Boys and girls play together at Carnation Learning Center.

I am often asked at our events, “What about the boys?” Truthfully, I bristle thinking, “Don’t men and boys have enough privilege in the world?” I politely respond with my arsenal of information about why girls are often cheated in receiving an education in India and then present the overwhelming evidence of the positive impact when girls are educated. A quote by activist Urvashi Sahni sums things up, “Even the most marginalized boy (in India) is more advantaged than his sister.” (1) That has been my belief and maybe my bias.

My thinking has changed over time and new evidence has made me ask, “Why not boys?” The Kiran Anjali Project’s vision is “A bias free world where every child receives a quality education.” An exclusive focus on girls’ education does not fully address the deep roots of gender inequality. Boys and men have to be part of the conversation and solution, because gender bias hurts them too. New research about enrollment rates of boys and girls in India is good news/bad news. The good news is girls’ enrollment in school has improved over two fold to that of boys. The bad news is the alarming drop out rate for both boys and girls by or before secondary school which is now 78% for boys and 81% for girls. (2)

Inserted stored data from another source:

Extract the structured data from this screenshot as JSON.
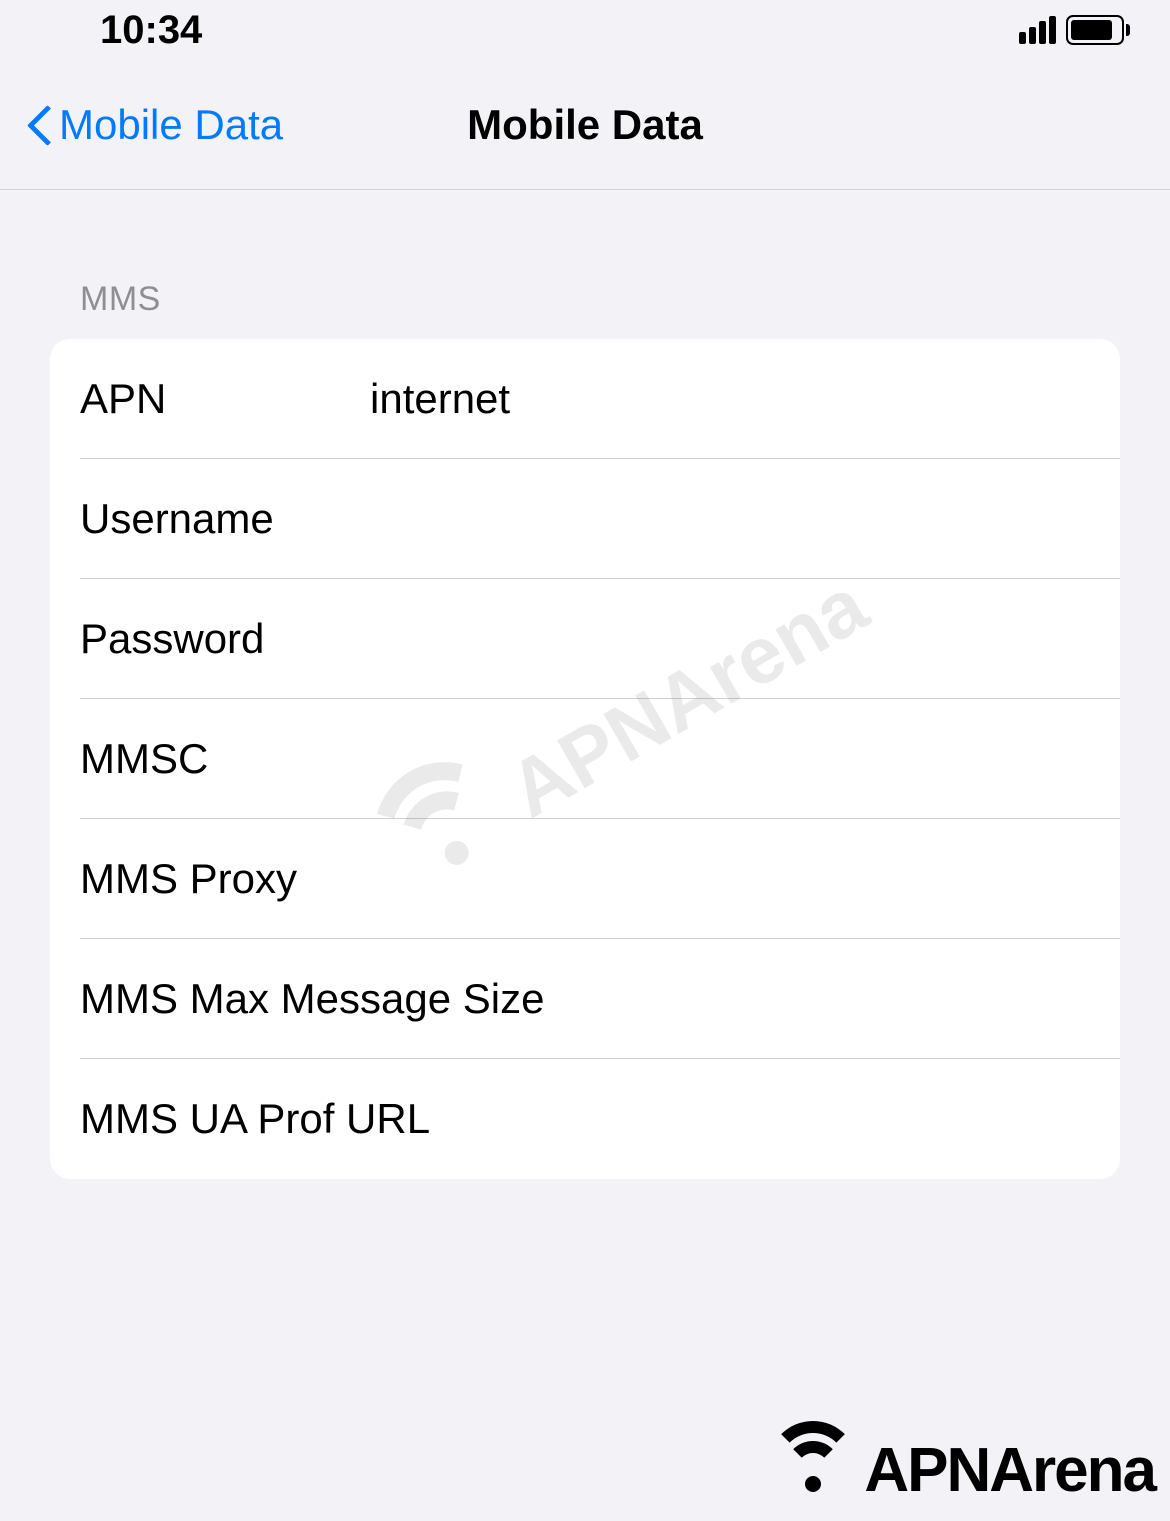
{
  "statusBar": {
    "time": "10:34"
  },
  "navBar": {
    "backLabel": "Mobile Data",
    "title": "Mobile Data"
  },
  "section": {
    "header": "MMS",
    "rows": [
      {
        "label": "APN",
        "value": "internet"
      },
      {
        "label": "Username",
        "value": ""
      },
      {
        "label": "Password",
        "value": ""
      },
      {
        "label": "MMSC",
        "value": ""
      },
      {
        "label": "MMS Proxy",
        "value": ""
      },
      {
        "label": "MMS Max Message Size",
        "value": ""
      },
      {
        "label": "MMS UA Prof URL",
        "value": ""
      }
    ]
  },
  "watermark": {
    "text": "APNArena"
  },
  "brand": {
    "text": "APNArena"
  }
}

The Kiran Anjali Project has been supporting co-ed education at Carnation Learning Center for several years. We see this as a unique opportunity to influence young boys on the harmful effects of gender norms that create toxic masculinity. Teaching gender equity starts at a very basic level of strong female teachers and principals as role models and challenging gender norms through teaching. The teachers at Carnation are amazing, but The Kiran Anjali Project board wants to do more. We are researching ways to provide a formal gender equality curriculum for the children at Carnation Learning Center,  serving children from preschool through 10thgrade. Starting early is important. Most of the programs we have encountered focus on adolescent boys. However, gender norms are established early in childhood so adolescence too late. We want to intervene before biases have been cemented, to help these boys become healthy and happy men.

We can learn what works from pioneers in the field. Here is a sample of the dividends of a well thought out gender equity curriculum:

  • From a young age boys learn to associate violence with power and respect. Most violence occurs within families and surveys indicate men and women view men hitting women as acceptable. (3) Teaching another way to communicate and demonstrate respect rather than violence.
  • Schools can become sanctuaries from violence and spaces where boys can experiment with other ways to express feelings through drama, art, and games. This can help them create an alternate vision of masculinity.(1)
  • When boys are taught to recognize the destructive effects of patriarchal culture, without being made to feel guilty, they become critical thinkers and this leads to new forms of behavior.(1)
  • A longitudinal study funded by the Bill and Melinda Gates Foundation is under way researching the impact of gender sensitivity training with teen boys in Haryana, India. Preliminary results indicate that boys and girls relate differently, forging friendships rather than relationships based on sexual dynamics. This will create male allies in the fight for gender equity.(4)

We will keep you posted on how the gender equity curriculum initiative progresses.

Finally, a note of appreciation to all of The Kiran Anjali Project’s male allies. Many of you have been with us from the beginning, supporting our vision. We love that you have been part of our journey to create a bias free world where all children receive a quality education. Thank you!


  1. About the Boys? Educating Boys for Gender Justice. Nora Fyles. June 1, 2018.
  2. Enrollment and Dropout Among Boys and Girls Up to Secondary Level in India: A Comparative Study. Ramsesh Pandita. March 2015
  4. Gender Sensitivity Can Be Taught, Harayana Schools Show. Staff Writer.